Ungewöhnliche Fragen an dieser Stelle - aber die anhängenden Antworten machten dann deutlich, dass der Chef des Unternehmens seinen Mitarbeitern einen Schnellkurs in deutscher Geschichte verordnete. Es ist dunkelste Firmengeschichte, diese Degussa-Geschichte.
Blausäureprodukt Zyklon B
Die Degesch, so erfuhr die Belegschaft, war eine Gesellschaft für Schädlingsbekämpfung, an der die Degussa mal 100, mal 42,5 Prozent Anteile hielt. Einer der Degesch-Geschäftsführer war der spätere Degussa-Chef Hermann Schlosser, und Zyklon B war ein Blausäureprodukt, das von Degesch-Filialen in gasdichten Blechdosen verkauft wurde.
Das Gas wurde zwischen 1941 und 1944 "systematisch für Massenmorde an den Menschen in den Vernichtungslagern" eingesetzt. Die Sätze im Degussa-Intranet beschönigten nichts.
Ein wenig in die Irre führte in der Mitteilung für die 48 000 Degussa-Mitarbeiter nur die Überschrift: "Der Missbrauch von Zyklon B durch die Waffen SS". Es war kein Missbrauch, es war ein Geschäft. Pro Jahr fielen damals etwa 200.000 Reichsmark Gewinn ab.
Geraubtes Gold
Eine andere Degussa-Tochter, die Auergesellschaft AG, stattete die SS-Mannschaften mit Spezialmasken aus; Degussa schmolz außerdem mehr als eine Tonne Gold ein, das den Juden geraubt worden war, und unterstützte die Atompläne Adolf Hitlers.
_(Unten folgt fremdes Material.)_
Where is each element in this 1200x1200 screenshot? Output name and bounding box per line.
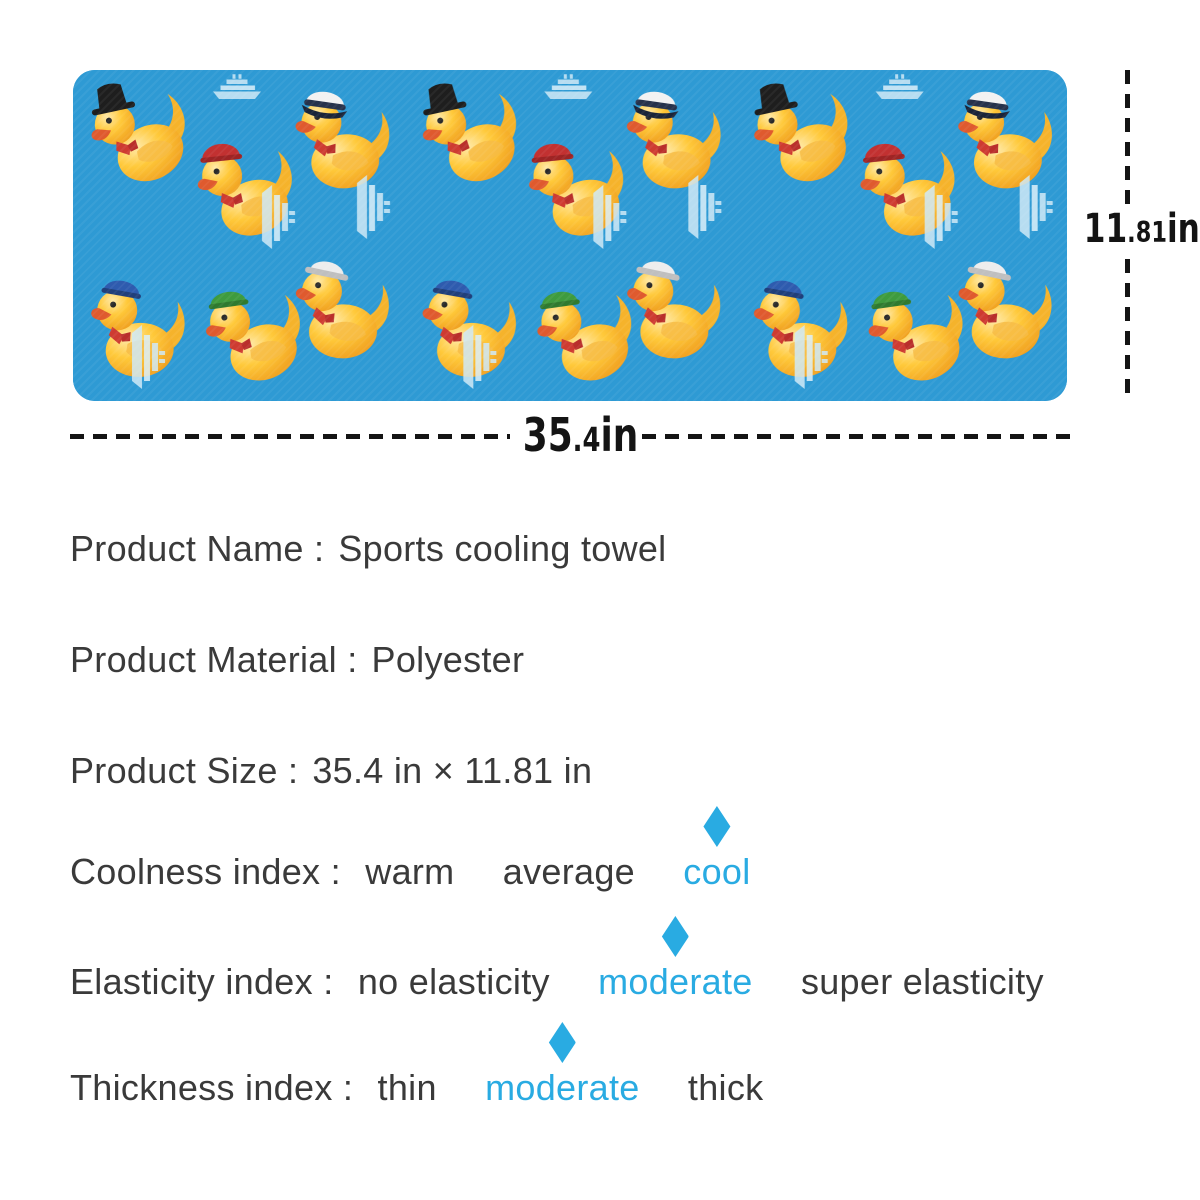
product-name-row: Product Name : Sports cooling towel [70, 530, 666, 568]
product-name-value: Sports cooling towel [338, 528, 667, 569]
width-unit: in [600, 408, 639, 462]
thickness-selected-text: moderate [485, 1067, 640, 1108]
height-dimension-line-top [1125, 70, 1130, 206]
width-dimension-label: 35.4in [523, 412, 639, 463]
height-dimension-label: 11.81in [1083, 206, 1200, 252]
thickness-index-label: Thickness index : [70, 1067, 354, 1108]
diamond-marker-icon [703, 806, 731, 847]
thickness-option-moderate-selected: moderate [485, 1022, 640, 1108]
thickness-index-row: Thickness index : thin moderate thick [70, 1022, 764, 1108]
elasticity-option-moderate-selected: moderate [598, 916, 753, 1002]
product-material-label: Product Material : [70, 639, 358, 680]
product-size-row: Product Size : 35.4 in × 11.81 in [70, 752, 592, 790]
width-dimension-line-right [642, 434, 1070, 439]
coolness-option-warm: warm [365, 851, 455, 892]
product-size-label: Product Size : [70, 750, 299, 791]
height-dec: .81 [1127, 215, 1167, 249]
elasticity-index-row: Elasticity index : no elasticity moderat… [70, 916, 1044, 1002]
product-material-row: Product Material : Polyester [70, 641, 524, 679]
product-name-label: Product Name : [70, 528, 325, 569]
coolness-index-row: Coolness index : warm average cool [70, 806, 751, 892]
diamond-marker-icon [661, 916, 689, 957]
thickness-option-thin: thin [377, 1067, 437, 1108]
coolness-selected-text: cool [683, 851, 751, 892]
height-int: 11 [1083, 206, 1128, 252]
height-unit: in [1166, 206, 1200, 252]
duck-pattern-graphic [73, 70, 1067, 401]
coolness-option-average: average [502, 851, 635, 892]
elasticity-option-none: no elasticity [357, 961, 550, 1002]
elasticity-index-label: Elasticity index : [70, 961, 334, 1002]
width-dec: .4 [572, 420, 601, 459]
thickness-option-thick: thick [687, 1067, 764, 1108]
elasticity-option-super: super elasticity [800, 961, 1044, 1002]
diamond-marker-icon [548, 1022, 576, 1063]
towel-product-image [73, 70, 1067, 401]
height-dimension-line-bottom [1125, 259, 1130, 402]
product-material-value: Polyester [371, 639, 525, 680]
width-int: 35 [522, 408, 573, 462]
coolness-index-label: Coolness index : [70, 851, 341, 892]
elasticity-selected-text: moderate [598, 961, 753, 1002]
coolness-option-cool-selected: cool [683, 806, 751, 892]
product-size-value: 35.4 in × 11.81 in [312, 750, 593, 791]
width-dimension-line-left [70, 434, 510, 439]
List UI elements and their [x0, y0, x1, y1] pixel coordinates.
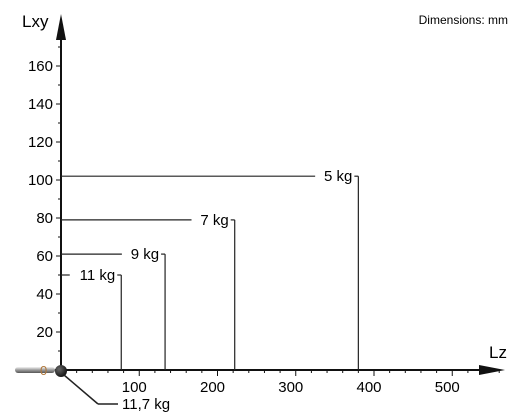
series-label: 5 kg — [324, 168, 352, 185]
y-tick-label: 120 — [28, 134, 53, 151]
y-axis-title: Lxy — [22, 12, 49, 31]
series-5-kg: 5 kg — [61, 168, 359, 370]
series-label: 11 kg — [80, 267, 116, 284]
y-tick-label: 20 — [36, 324, 53, 341]
series-label: 9 kg — [131, 246, 159, 263]
axes — [40, 14, 505, 375]
series-9-kg: 9 kg — [61, 246, 166, 370]
point-label: 11,7 kg — [122, 396, 170, 413]
x-tick-label: 400 — [356, 379, 381, 396]
point-leader-diagonal — [63, 374, 99, 405]
x-tick-label: 200 — [200, 379, 225, 396]
y-tick-label: 140 — [28, 96, 53, 113]
series-label: 7 kg — [200, 212, 228, 229]
x-axis-title: Lz — [489, 343, 507, 362]
origin-label: 0 — [40, 363, 47, 378]
y-tick-label: 80 — [36, 210, 53, 227]
origin-marker: 0 — [15, 363, 67, 378]
y-tick-label: 60 — [36, 248, 53, 265]
origin-ball — [55, 365, 67, 377]
point-label-group: 11,7 kg — [63, 374, 170, 413]
dimensions-note: Dimensions: mm — [419, 13, 508, 27]
y-tick-label: 40 — [36, 286, 53, 303]
x-tick-label: 500 — [435, 379, 460, 396]
series-7-kg: 7 kg — [61, 212, 236, 370]
tick-group: 20 40 60 80 100 120 140 160 100 200 300 400 500 — [28, 46, 500, 396]
series-11-kg: 11 kg — [61, 267, 122, 370]
x-tick-label: 300 — [278, 379, 303, 396]
origin-pin — [15, 367, 55, 373]
curve-group: 5 kg 7 kg 9 kg 11 kg — [61, 168, 359, 370]
x-axis-arrow — [479, 365, 505, 375]
y-tick-label: 100 — [28, 172, 53, 189]
y-axis-arrow — [56, 14, 66, 40]
y-tick-label: 160 — [28, 58, 53, 75]
x-tick-label: 100 — [122, 379, 147, 396]
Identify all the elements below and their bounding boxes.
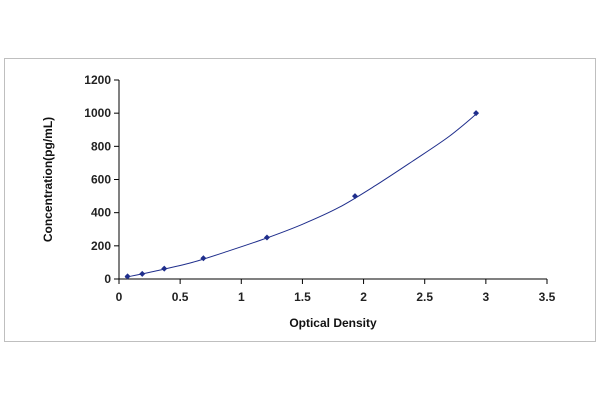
- y-tick-label: 1200: [84, 73, 111, 87]
- tick-marks: [114, 79, 548, 284]
- x-tick-label: 0: [116, 290, 123, 304]
- x-tick-label: 2.5: [416, 290, 433, 304]
- y-tick-label: 800: [91, 139, 111, 153]
- y-tick-label: 600: [91, 173, 111, 187]
- y-axis-title: Concentration(pg/mL): [41, 117, 55, 242]
- x-tick-label: 1.5: [294, 290, 311, 304]
- tick-labels: 0 0.5 1 1.5 2 2.5 3 3.5 0 200 400 600 800 1000 1200: [84, 73, 555, 304]
- axes: [118, 80, 547, 280]
- data-point: [139, 270, 146, 277]
- data-point: [473, 110, 480, 117]
- y-tick-label: 1000: [84, 106, 111, 120]
- x-axis-title: Optical Density: [289, 316, 377, 330]
- data-point: [263, 234, 270, 241]
- y-tick-label: 400: [91, 206, 111, 220]
- x-tick-label: 1: [238, 290, 245, 304]
- data-points: [124, 110, 480, 280]
- x-tick-label: 2: [360, 290, 367, 304]
- data-point: [161, 265, 168, 272]
- y-tick-label: 0: [104, 272, 111, 286]
- data-point: [200, 255, 207, 262]
- x-tick-label: 3.5: [539, 290, 556, 304]
- y-tick-label: 200: [91, 239, 111, 253]
- x-tick-label: 0.5: [172, 290, 189, 304]
- data-point: [352, 193, 359, 200]
- chart-frame: [4, 58, 596, 342]
- x-tick-label: 3: [483, 290, 490, 304]
- fit-curve-line: [125, 112, 478, 278]
- data-point: [124, 273, 131, 280]
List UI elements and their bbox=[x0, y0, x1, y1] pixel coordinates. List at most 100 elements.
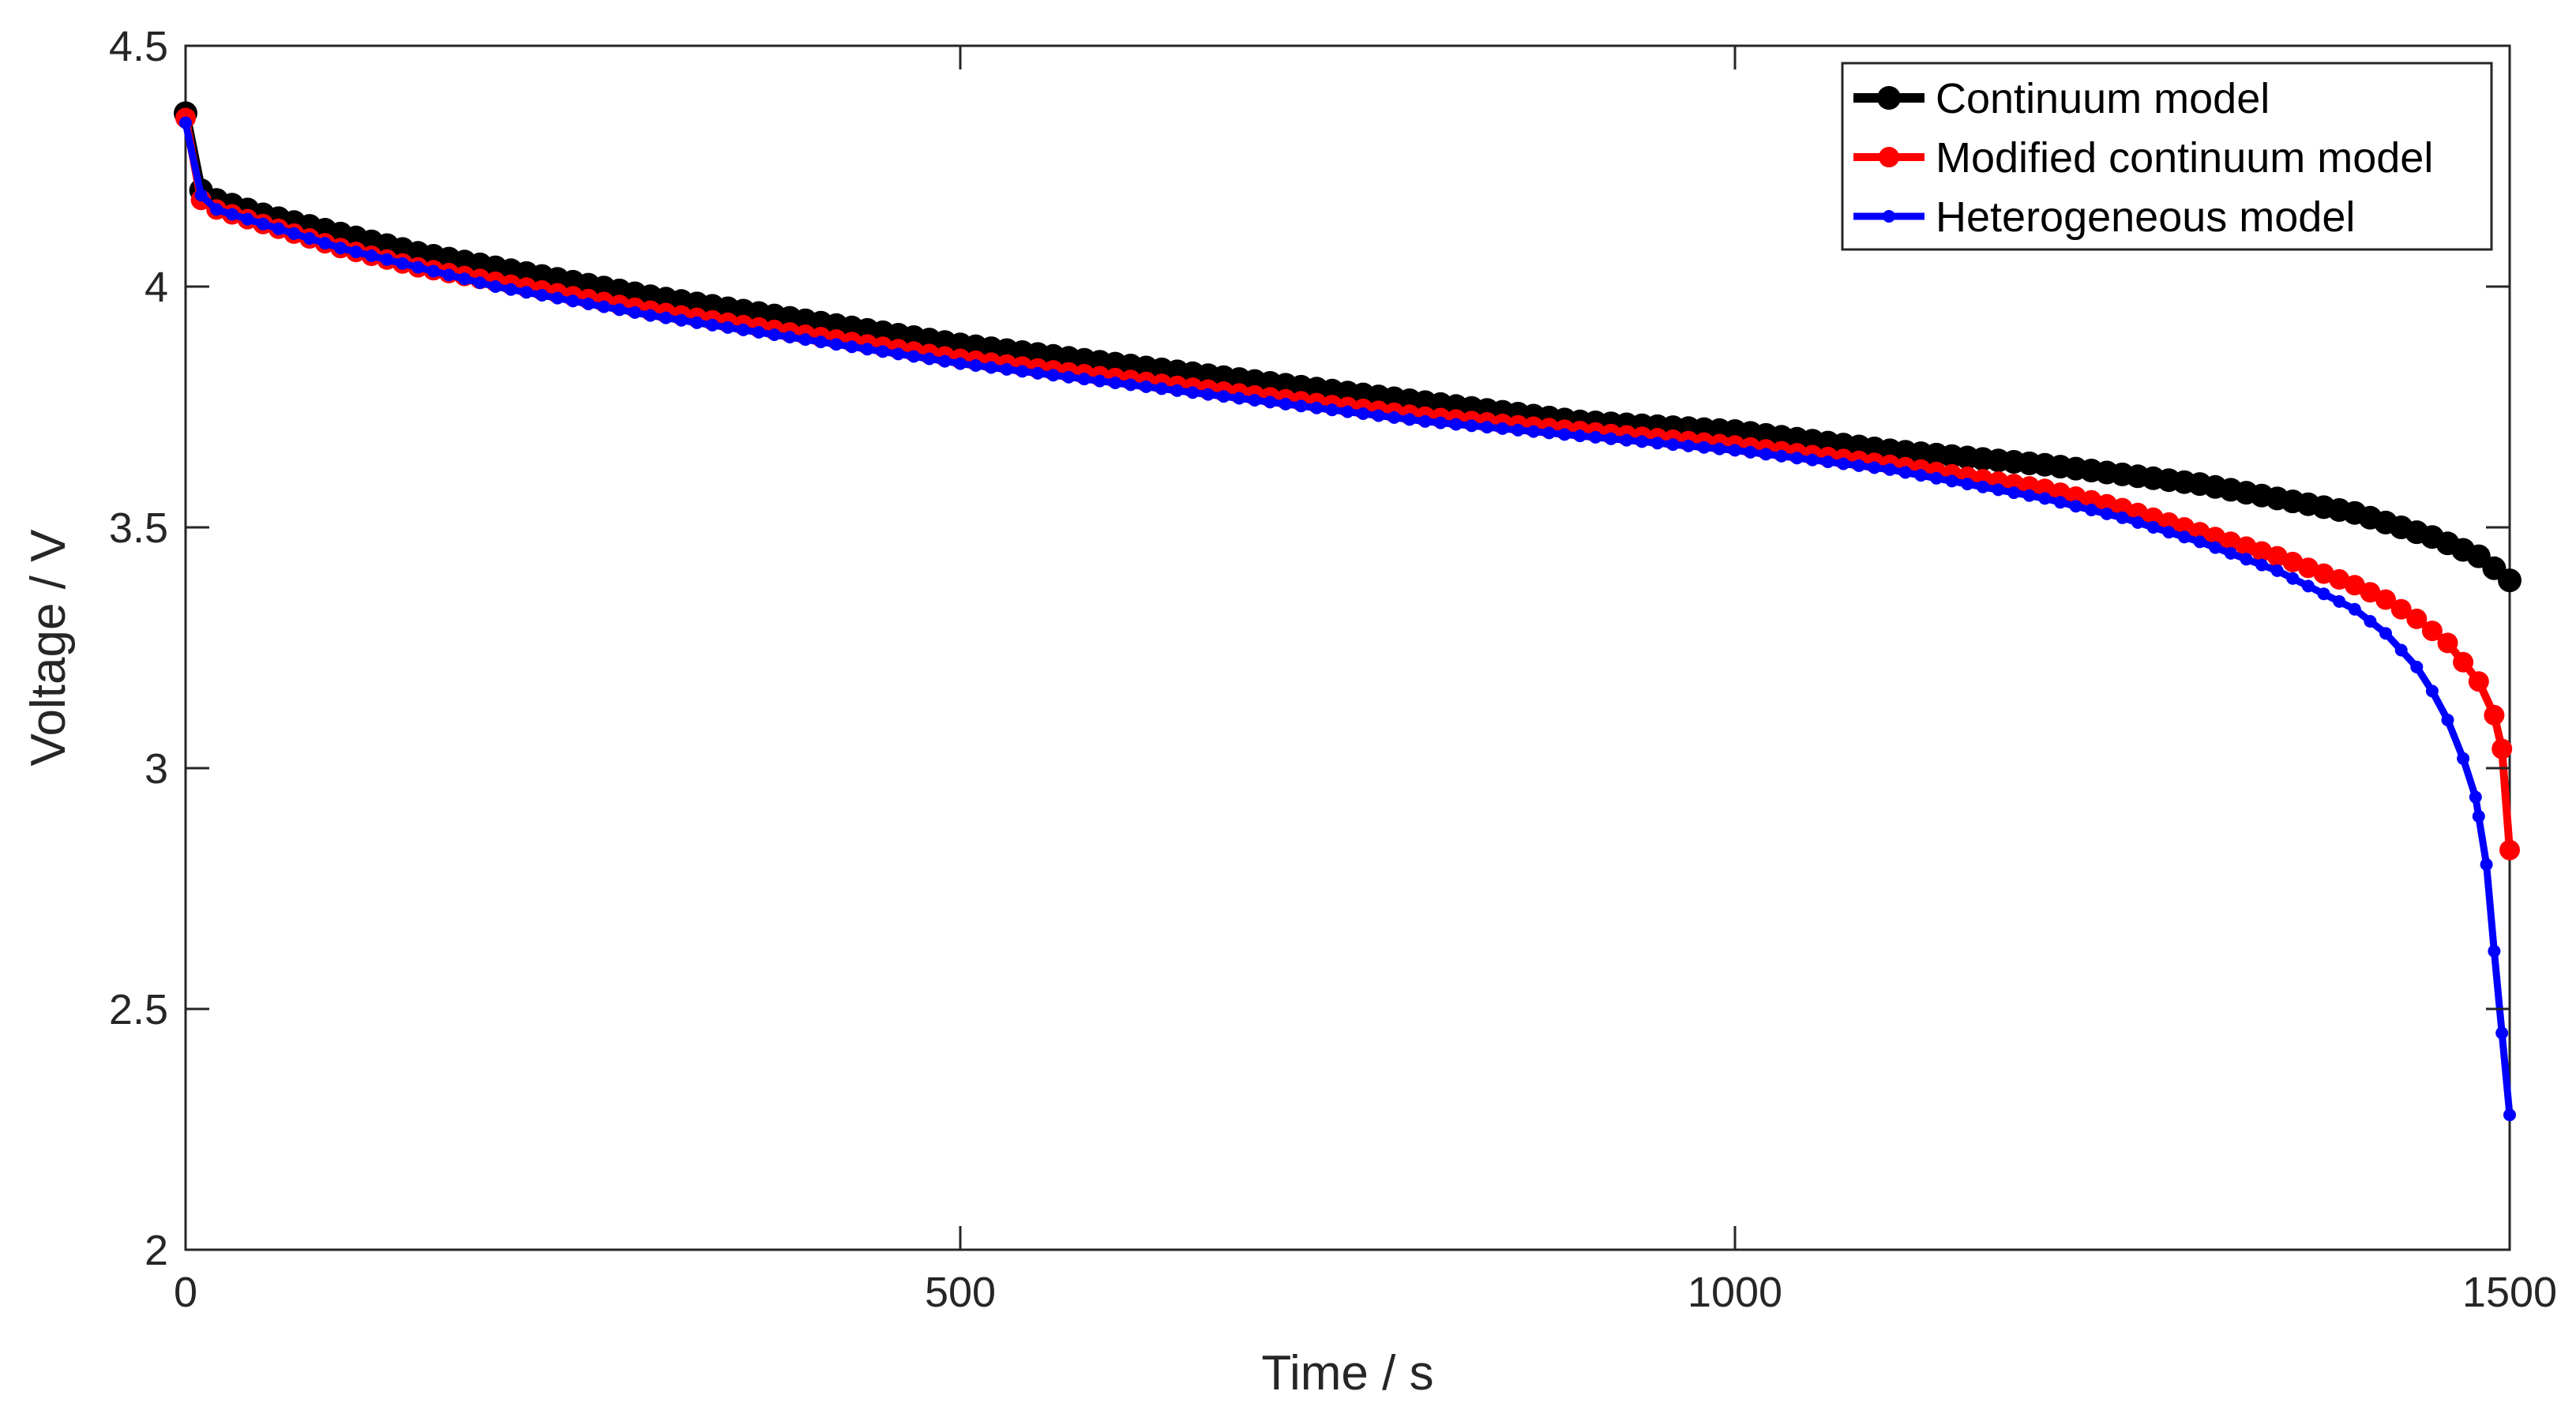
data-point bbox=[1418, 414, 1432, 428]
data-point bbox=[1186, 386, 1200, 399]
data-point bbox=[2178, 531, 2191, 544]
data-point bbox=[1496, 422, 1509, 435]
data-point bbox=[1511, 423, 1525, 437]
data-point bbox=[1853, 459, 1865, 472]
legend-item: Heterogeneous model bbox=[1853, 193, 2355, 241]
data-point bbox=[520, 286, 533, 299]
data-point bbox=[1264, 396, 1277, 409]
data-point bbox=[830, 338, 843, 351]
data-point bbox=[2100, 507, 2113, 520]
data-point bbox=[381, 253, 394, 266]
data-point bbox=[2317, 587, 2330, 601]
data-point bbox=[659, 311, 673, 324]
data-point bbox=[1294, 399, 1308, 413]
legend-swatch-marker bbox=[1877, 86, 1901, 110]
data-point bbox=[1930, 471, 1943, 485]
data-point bbox=[1170, 384, 1184, 397]
data-point bbox=[2406, 608, 2428, 629]
data-point bbox=[2364, 615, 2377, 628]
data-point bbox=[861, 343, 874, 356]
data-point bbox=[706, 318, 719, 332]
y-tick-label: 3.5 bbox=[109, 504, 168, 552]
data-point bbox=[2488, 944, 2501, 958]
data-point bbox=[1914, 469, 1928, 482]
data-point bbox=[1573, 429, 1587, 443]
x-tick-label: 0 bbox=[174, 1269, 197, 1316]
series-layer bbox=[174, 101, 2522, 1122]
data-point bbox=[2394, 643, 2408, 657]
data-point bbox=[752, 325, 765, 339]
data-point bbox=[2390, 598, 2412, 620]
data-point bbox=[613, 303, 626, 317]
data-point bbox=[257, 217, 270, 231]
data-point bbox=[334, 242, 347, 255]
data-point bbox=[1449, 418, 1463, 431]
data-point bbox=[1558, 428, 1572, 441]
data-point bbox=[272, 222, 285, 235]
data-point bbox=[876, 345, 889, 358]
data-point bbox=[303, 232, 316, 245]
data-point bbox=[2270, 564, 2284, 577]
data-point bbox=[1883, 463, 1897, 476]
data-point bbox=[1961, 478, 1974, 491]
data-point bbox=[2484, 704, 2505, 726]
y-axis-title: Voltage / V bbox=[21, 529, 76, 767]
data-point bbox=[1248, 394, 1261, 407]
data-point bbox=[644, 309, 657, 322]
data-point bbox=[1357, 407, 1370, 420]
data-point bbox=[2348, 602, 2361, 616]
data-point bbox=[2498, 568, 2522, 593]
data-point bbox=[1388, 411, 1401, 424]
data-point bbox=[1093, 374, 1106, 388]
legend-swatch-marker bbox=[1883, 210, 1895, 223]
legend-label: Continuum model bbox=[1936, 75, 2270, 122]
data-point bbox=[1310, 401, 1324, 414]
data-point bbox=[1062, 370, 1076, 384]
data-point bbox=[1372, 409, 1385, 422]
data-point bbox=[1403, 413, 1416, 426]
data-point bbox=[1109, 377, 1122, 389]
data-point bbox=[892, 347, 905, 361]
data-point bbox=[2069, 500, 2082, 513]
data-point bbox=[2209, 541, 2222, 554]
data-point bbox=[2236, 536, 2257, 557]
data-point bbox=[179, 116, 192, 129]
y-tick-label: 4.5 bbox=[109, 23, 168, 70]
data-point bbox=[2495, 1026, 2509, 1040]
data-point bbox=[2410, 660, 2424, 673]
x-tick-label: 500 bbox=[925, 1269, 996, 1316]
y-tick-label: 3 bbox=[145, 745, 168, 793]
data-point bbox=[597, 300, 610, 313]
data-point bbox=[2457, 752, 2470, 765]
data-point bbox=[473, 276, 486, 290]
data-point bbox=[1078, 373, 1091, 386]
data-point bbox=[2468, 671, 2489, 692]
data-point bbox=[1031, 366, 1045, 380]
data-point bbox=[1465, 419, 1478, 433]
data-point bbox=[2492, 738, 2513, 759]
x-tick-label: 1500 bbox=[2462, 1269, 2557, 1316]
data-point bbox=[1201, 388, 1215, 401]
data-point bbox=[2146, 521, 2160, 534]
data-point bbox=[954, 357, 967, 370]
data-point bbox=[2313, 563, 2334, 584]
data-point bbox=[1434, 416, 1448, 429]
data-point bbox=[1821, 456, 1834, 468]
data-point bbox=[1000, 362, 1013, 376]
data-point bbox=[318, 237, 332, 250]
data-point bbox=[969, 359, 982, 372]
legend-label: Heterogeneous model bbox=[1936, 193, 2355, 241]
data-point bbox=[938, 354, 952, 368]
data-point bbox=[2297, 557, 2319, 579]
data-point bbox=[2224, 546, 2237, 560]
data-point bbox=[1759, 448, 1773, 461]
data-point bbox=[1542, 426, 1556, 440]
data-point bbox=[1124, 378, 1137, 392]
data-point bbox=[2360, 582, 2381, 603]
data-point bbox=[2116, 511, 2129, 524]
data-point bbox=[411, 261, 425, 274]
legend: Continuum model Modified continuum model H… bbox=[1841, 62, 2493, 251]
data-point bbox=[674, 313, 688, 327]
data-point bbox=[2333, 594, 2346, 608]
data-point bbox=[2453, 651, 2474, 673]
Eine solche NS-Vergangenheit hat kaum ein anderes Unternehmen.
Ist es den Opfern des Holocaust zumutbar, wenn ein solches Unternehmen den Graffiti-Schutz für das Mahnmal der ermordeten Juden in Berlin liefert? Oder wäre die Beteiligung der Degussa am Mahnmal ein Zeichen der Versöhnung?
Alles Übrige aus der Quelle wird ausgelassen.